Rejimin demokratikleşmesi için ilk olarak anayasasının ırkçılıktan, militarizmde ve cinsiyet ayrımcılığından arındırılması gerekir. AKP en zayıf noktalarını ise tam da bu noktalar oluşturmaktadır. AKP kadroların ezici çoğunluğunun geldikleri siyasal geleneğin ideolojik mayasında hem ırkçılık hem de cinsiyet ayrımcılığı önemli yer tutmaktadır. Yine siyasetin üzerindeki asker vesayetinin kalkması için MGK’nun lav edilerek, ordunun devlet kurumları içersindeki olağan yerine oturmasıdır. Güçlü bir toplumsal baskı oluşturulamazsa anayasada bu konularda fazla bir yol alınamaz
Bunun için platform, CHP lideri Deniz Baykal’ın son yıllarda izlediği statükocu ideolojik çizgisiyle ayrışmalı ve onun etkisinden çıkan bir yol haritasına sahip olmalıdır. Baykal, eğer herkesi şaşırtan bir şey yapmazsa AKP’nin yeni anayasa yapma isteğini “ılımlı İslam” projesiyle ilişkilendirerek yeni anayasa yapımına karşı ayak diretecektir. Bu tutumun gölgesinde kalan hiçbir siyasal ve toplumsal odağın toplumu etkileme, dönüştürme şansı yoktur.

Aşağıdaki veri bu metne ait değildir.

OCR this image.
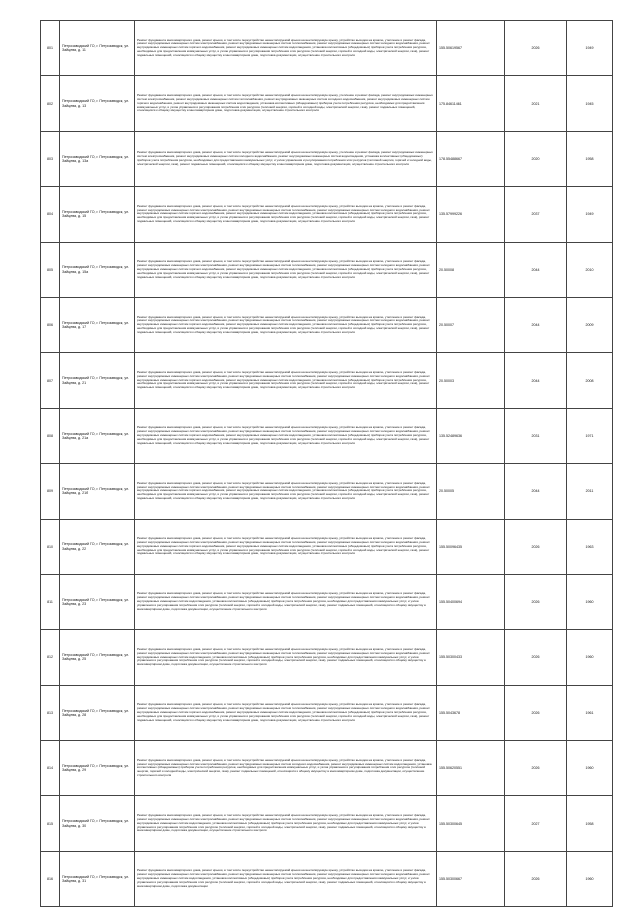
801	Петрозаводский ГО, г. Петрозаводск, ул. Зайцева, д. 11	Ремонт фундамента многоквартирного дома, ремонт крыши, в том числе переустройство невентилируемой крыши на вентилируемую крышу, устройство выходов на кровлю, утепление и ремонт фасада, ремонт внутридомовых инженерных систем электроснабжения, ремонт внутридомовых инженерных систем теплоснабжения, ремонт внутридомовых инженерных систем холодного водоснабжения, ремонт внутридомовых инженерных систем горячего водоснабжения, ремонт внутридомовых инженерных систем водоотведения, установка коллективных (общедомовых) приборов учета потребления ресурсов, необходимых для предоставления коммунальных услуг, и узлов управления и регулирования потребления этих ресурсов (тепловой энергии, горячей и холодной воды, электрической энергии, газа), ремонт подвальных помещений, относящихся к общему имуществу в многоквартирном доме, подготовка документации, осуществление строительного контроля	155.50619567	2026	1949
802	Петрозаводский ГО, г. Петрозаводск, ул. Зайцева, д. 13	Ремонт фундамента многоквартирного дома, ремонт крыши, в том числе переустройство невентилируемой крыши на вентилируемую крышу, утепление и ремонт фасада, ремонт внутридомовых инженерных систем электроснабжения, ремонт внутридомовых инженерных систем теплоснабжения, ремонт внутридомовых инженерных систем холодного водоснабжения, ремонт внутридомовых инженерных систем горячего водоснабжения, ремонт внутридомовых инженерных систем водоотведения, установка коллективных (общедомовых) приборов учета потребления ресурсов, необходимых для предоставления коммунальных услуг, и узлов управления и регулирования потребления этих ресурсов (тепловой энергии, горячей и холодной воды, электрической энергии, газа), ремонт подвальных помещений, относящихся к общему имуществу в многоквартирном доме, подготовка документации, осуществление строительного контроля	175.84611461	2021	1945
803	Петрозаводский ГО, г. Петрозаводск, ул. Зайцева, д. 13а	Ремонт фундамента многоквартирного дома, ремонт крыши, в том числе переустройство невентилируемой крыши на вентилируемую крышу, утепление и ремонт фасада, ремонт внутридомовых инженерных систем электроснабжения, ремонт внутридомовых инженерных систем холодного водоснабжения, ремонт внутридомовых инженерных систем водоотведения, установка коллективных (общедомовых) приборов учета потребления ресурсов, необходимых для предоставления коммунальных услуг, и узлов управления и регулирования потребления этих ресурсов (тепловой энергии, горячей и холодной воды, электрической энергии, газа), ремонт подвальных помещений, относящихся к общему имуществу в многоквартирном доме, подготовка документации, осуществление строительного контроля	178.55488667	2020	1958
804	Петрозаводский ГО, г. Петрозаводск, ул. Зайцева, д. 15	Ремонт фундамента многоквартирного дома, ремонт крыши, в том числе переустройство невентилируемой крыши на вентилируемую крышу, устройство выходов на кровлю, утепление и ремонт фасада, ремонт внутридомовых инженерных систем электроснабжения, ремонт внутридомовых инженерных систем теплоснабжения, ремонт внутридомовых инженерных систем холодного водоснабжения, ремонт внутридомовых инженерных систем горячего водоснабжения, ремонт внутридомовых инженерных систем водоотведения, установка коллективных (общедомовых) приборов учета потребления ресурсов, необходимых для предоставления коммунальных услуг, и узлов управления и регулирования потребления этих ресурсов (тепловой энергии, горячей и холодной воды, электрической энергии, газа), ремонт подвальных помещений, относящихся к общему имуществу в многоквартирном доме, подготовка документации, осуществление строительного контроля	135.57999226	2037	1949
805	Петрозаводский ГО, г. Петрозаводск, ул. Зайцева, д. 15а	Ремонт фундамента многоквартирного дома, ремонт крыши, в том числе переустройство невентилируемой крыши на вентилируемую крышу, устройство выходов на кровлю, утепление и ремонт фасада, ремонт внутридомовых инженерных систем электроснабжения, ремонт внутридомовых инженерных систем теплоснабжения, ремонт внутридомовых инженерных систем холодного водоснабжения, ремонт внутридомовых инженерных систем горячего водоснабжения, ремонт внутридомовых инженерных систем водоотведения, установка коллективных (общедомовых) приборов учета потребления ресурсов, необходимых для предоставления коммунальных услуг, и узлов управления и регулирования потребления этих ресурсов (тепловой энергии, горячей и холодной воды, электрической энергии, газа), ремонт подвальных помещений, относящихся к общему имуществу в многоквартирном доме, подготовка документации, осуществление строительного контроля	20.50008	2044	2010
806	Петрозаводский ГО, г. Петрозаводск, ул. Зайцева, д. 17	Ремонт фундамента многоквартирного дома, ремонт крыши, в том числе переустройство невентилируемой крыши на вентилируемую крышу, устройство выходов на кровлю, утепление и ремонт фасада, ремонт внутридомовых инженерных систем электроснабжения, ремонт внутридомовых инженерных систем теплоснабжения, ремонт внутридомовых инженерных систем холодного водоснабжения, ремонт внутридомовых инженерных систем горячего водоснабжения, ремонт внутридомовых инженерных систем водоотведения, установка коллективных (общедомовых) приборов учета потребления ресурсов, необходимых для предоставления коммунальных услуг, и узлов управления и регулирования потребления этих ресурсов (тепловой энергии, горячей и холодной воды, электрической энергии, газа), ремонт подвальных помещений, относящихся к общему имуществу в многоквартирном доме, подготовка документации, осуществление строительного контроля	20.50007	2044	2009
807	Петрозаводский ГО, г. Петрозаводск, ул. Зайцева, д. 21	Ремонт фундамента многоквартирного дома, ремонт крыши, в том числе переустройство невентилируемой крыши на вентилируемую крышу, устройство выходов на кровлю, утепление и ремонт фасада, ремонт внутридомовых инженерных систем электроснабжения, ремонт внутридомовых инженерных систем теплоснабжения, ремонт внутридомовых инженерных систем холодного водоснабжения, ремонт внутридомовых инженерных систем горячего водоснабжения, ремонт внутридомовых инженерных систем водоотведения, установка коллективных (общедомовых) приборов учета потребления ресурсов, необходимых для предоставления коммунальных услуг, и узлов управления и регулирования потребления этих ресурсов (тепловой энергии, горячей и холодной воды, электрической энергии, газа), ремонт подвальных помещений, относящихся к общему имуществу в многоквартирном доме, подготовка документации, осуществление строительного контроля	20.50003	2044	2008
808	Петрозаводский ГО, г. Петрозаводск, ул. Зайцева, д. 21а	Ремонт фундамента многоквартирного дома, ремонт крыши, в том числе переустройство невентилируемой крыши на вентилируемую крышу, устройство выходов на кровлю, утепление и ремонт фасада, ремонт внутридомовых инженерных систем электроснабжения, ремонт внутридомовых инженерных систем теплоснабжения, ремонт внутридомовых инженерных систем холодного водоснабжения, ремонт внутридомовых инженерных систем горячего водоснабжения, ремонт внутридомовых инженерных систем водоотведения, установка коллективных (общедомовых) приборов учета потребления ресурсов, необходимых для предоставления коммунальных услуг, и узлов управления и регулирования потребления этих ресурсов (тепловой энергии, горячей и холодной воды, электрической энергии, газа), ремонт подвальных помещений, относящихся к общему имуществу в многоквартирном доме, подготовка документации, осуществление строительного контроля	135.52489636	2031	1971
809	Петрозаводский ГО, г. Петрозаводск, ул. Зайцева, д. 21б	Ремонт фундамента многоквартирного дома, ремонт крыши, в том числе переустройство невентилируемой крыши на вентилируемую крышу, устройство выходов на кровлю, утепление и ремонт фасада, ремонт внутридомовых инженерных систем электроснабжения, ремонт внутридомовых инженерных систем теплоснабжения, ремонт внутридомовых инженерных систем холодного водоснабжения, ремонт внутридомовых инженерных систем горячего водоснабжения, ремонт внутридомовых инженерных систем водоотведения, установка коллективных (общедомовых) приборов учета потребления ресурсов, необходимых для предоставления коммунальных услуг, и узлов управления и регулирования потребления этих ресурсов (тепловой энергии, горячей и холодной воды, электрической энергии, газа), ремонт подвальных помещений, относящихся к общему имуществу в многоквартирном доме, подготовка документации, осуществление строительного контроля	20.50005	2044	2011
810	Петрозаводский ГО, г. Петрозаводск, ул. Зайцева, д. 22	Ремонт фундамента многоквартирного дома, ремонт крыши, в том числе переустройство невентилируемой крыши на вентилируемую крышу, устройство выходов на кровлю, утепление и ремонт фасада, ремонт внутридомовых инженерных систем электроснабжения, ремонт внутридомовых инженерных систем теплоснабжения, ремонт внутридомовых инженерных систем холодного водоснабжения, ремонт внутридомовых инженерных систем горячего водоснабжения, ремонт внутридомовых инженерных систем водоотведения, установка коллективных (общедомовых) приборов учета потребления ресурсов, необходимых для предоставления коммунальных услуг, и узлов управления и регулирования потребления этих ресурсов (тепловой энергии, горячей и холодной воды, электрической энергии, газа), ремонт подвальных помещений, относящихся к общему имуществу в многоквартирном доме, подготовка документации, осуществление строительного контроля	155.50096435	2026	1963
811	Петрозаводский ГО, г. Петрозаводск, ул. Зайцева, д. 23	Ремонт фундамента многоквартирного дома, ремонт крыши, в том числе переустройство невентилируемой крыши на вентилируемую крышу, устройство выходов на кровлю, утепление и ремонт фасада, ремонт внутридомовых инженерных систем электроснабжения, ремонт внутридомовых инженерных систем теплоснабжения, ремонт внутридомовых инженерных систем холодного водоснабжения, ремонт внутридомовых инженерных систем водоотведения, установка коллективных (общедомовых) приборов учета потребления ресурсов, необходимых для предоставления коммунальных услуг, и узлов управления и регулирования потребления этих ресурсов (тепловой энергии, горячей и холодной воды, электрической энергии, газа), ремонт подвальных помещений, относящихся к общему имуществу в многоквартирном доме, подготовка документации, осуществление строительного контроля	155.50400694	2026	1960
812	Петрозаводский ГО, г. Петрозаводск, ул. Зайцева, д. 25	Ремонт фундамента многоквартирного дома, ремонт крыши, в том числе переустройство невентилируемой крыши на вентилируемую крышу, устройство выходов на кровлю, утепление и ремонт фасада, ремонт внутридомовых инженерных систем электроснабжения, ремонт внутридомовых инженерных систем теплоснабжения, ремонт внутридомовых инженерных систем холодного водоснабжения, ремонт внутридомовых инженерных систем водоотведения, установка коллективных (общедомовых) приборов учета потребления ресурсов, необходимых для предоставления коммунальных услуг, и узлов управления и регулирования потребления этих ресурсов (тепловой энергии, горячей и холодной воды, электрической энергии, газа), ремонт подвальных помещений, относящихся к общему имуществу в многоквартирном доме, подготовка документации, осуществление строительного контроля	155.50300433	2026	1960
813	Петрозаводский ГО, г. Петрозаводск, ул. Зайцева, д. 28	Ремонт фундамента многоквартирного дома, ремонт крыши, в том числе переустройство невентилируемой крыши на вентилируемую крышу, устройство выходов на кровлю, утепление и ремонт фасада, ремонт внутридомовых инженерных систем электроснабжения, ремонт внутридомовых инженерных систем теплоснабжения, ремонт внутридомовых инженерных систем холодного водоснабжения, ремонт внутридомовых инженерных систем горячего водоснабжения, ремонт внутридомовых инженерных систем водоотведения, установка коллективных (общедомовых) приборов учета потребления ресурсов, необходимых для предоставления коммунальных услуг, и узлов управления и регулирования потребления этих ресурсов (тепловой энергии, горячей и холодной воды, электрической энергии, газа), ремонт подвальных помещений, относящихся к общему имуществу в многоквартирном доме, подготовка документации, осуществление строительного контроля	155.5043678	2026	1961
814	Петрозаводский ГО, г. Петрозаводск, ул. Зайцева, д. 29	Ремонт фундамента многоквартирного дома, ремонт крыши, в том числе переустройство невентилируемой крыши на вентилируемую крышу, устройство выходов на кровлю, утепление и ремонт фасада, ремонт внутридомовых инженерных систем электроснабжения, ремонт внутридомовых инженерных систем холодного водоснабжения, ремонт внутридомовых инженерных систем водоотведения, установка коллективных (общедомовых) приборов учета потребления ресурсов, необходимых для предоставления коммунальных услуг, и узлов управления и регулирования потребления этих ресурсов (тепловой энергии, горячей и холодной воды, электрической энергии, газа), ремонт подвальных помещений, относящихся к общему имуществу в многоквартирном доме, подготовка документации, осуществление строительного контроля	155.50620551	2026	1960
815	Петрозаводский ГО, г. Петрозаводск, ул. Зайцева, д. 30	Ремонт фундамента многоквартирного дома, ремонт крыши, в том числе переустройство невентилируемой крыши на вентилируемую крышу, устройство выходов на кровлю, утепление и ремонт фасада, ремонт внутридомовых инженерных систем электроснабжения, ремонт внутридомовых инженерных систем теплоснабжения, ремонт внутридомовых инженерных систем холодного водоснабжения, ремонт внутридомовых инженерных систем водоотведения, установка коллективных (общедомовых) приборов учета потребления ресурсов, необходимых для предоставления коммунальных услуг, и узлов управления и регулирования потребления этих ресурсов (тепловой энергии, горячей и холодной воды, электрической энергии, газа), ремонт подвальных помещений, относящихся к общему имуществу в многоквартирном доме, подготовка документации, осуществление строительного контроля	155.50300645	2027	1958
816	Петрозаводский ГО, г. Петрозаводск, ул. Зайцева, д. 31	Ремонт фундамента многоквартирного дома, ремонт крыши, в том числе переустройство невентилируемой крыши на вентилируемую крышу, устройство выходов на кровлю, утепление и ремонт фасада, ремонт внутридомовых инженерных систем электроснабжения, ремонт внутридомовых инженерных систем теплоснабжения, ремонт внутридомовых инженерных систем холодного водоснабжения, ремонт внутридомовых инженерных систем водоотведения, установка коллективных (общедомовых) приборов учета потребления ресурсов, необходимых для предоставления коммунальных услуг, и узлов управления и регулирования потребления этих ресурсов (тепловой энергии, горячей и холодной воды, электрической энергии, газа), ремонт подвальных помещений, относящихся к общему имуществу в многоквартирном доме, подготовка документации	155.50300667	2026	1960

Sorun CHP’nin ayak diremesiyle sınırlı değildir. Başta TSK, YÖK gibi birçok kurum ve zinde güçler kendi statükolarının bozulmasına, izin vermemeye çalışacaktır. Bu tutumun ortaya çıkaracağı gerilim sivil ve demokratik bir anayasa yapılmasında önemli tıkaç görevi görecektir.
Mevcut rejimin tehlike olarak gördüğü toplumsal dinamikleri yaratan sorunların çözümünü kapsamayan bir anayasanın demokratik olabilmesinin imkânı yoktur. kronikleşmiş sorunların tedavisini sağlayamaz. Anti-laik, laik kutuplaşmasının, çok kültürlü, çok kimlikli ve çok inançlı toplum gerçeğinin inkârının ve sosyal eşitsizliğin ve adaletsizliğin yarattığı sorunları, çözme perspektifine sahip, sivil ve demokratik bir anayasaya ihtiyaç vardır. Yeni anayasa, devletin ve piyasanın gücünü sınırlandırabildiği, egemenlik hakkının kullanımını yasama, yürütme ve yargı elli ile kullanımını sağlayabildiği, insanı ve insan emeğini merkezine alabildiği, çok kültürlü, çok inançlı ve kimlikli bir ülke gerçeğini kapsadığı ölçüde, yurttaşların eşit, özgür ve demokratik bir ülkede birarada yaşamalarının zeminini oluştaracaktır.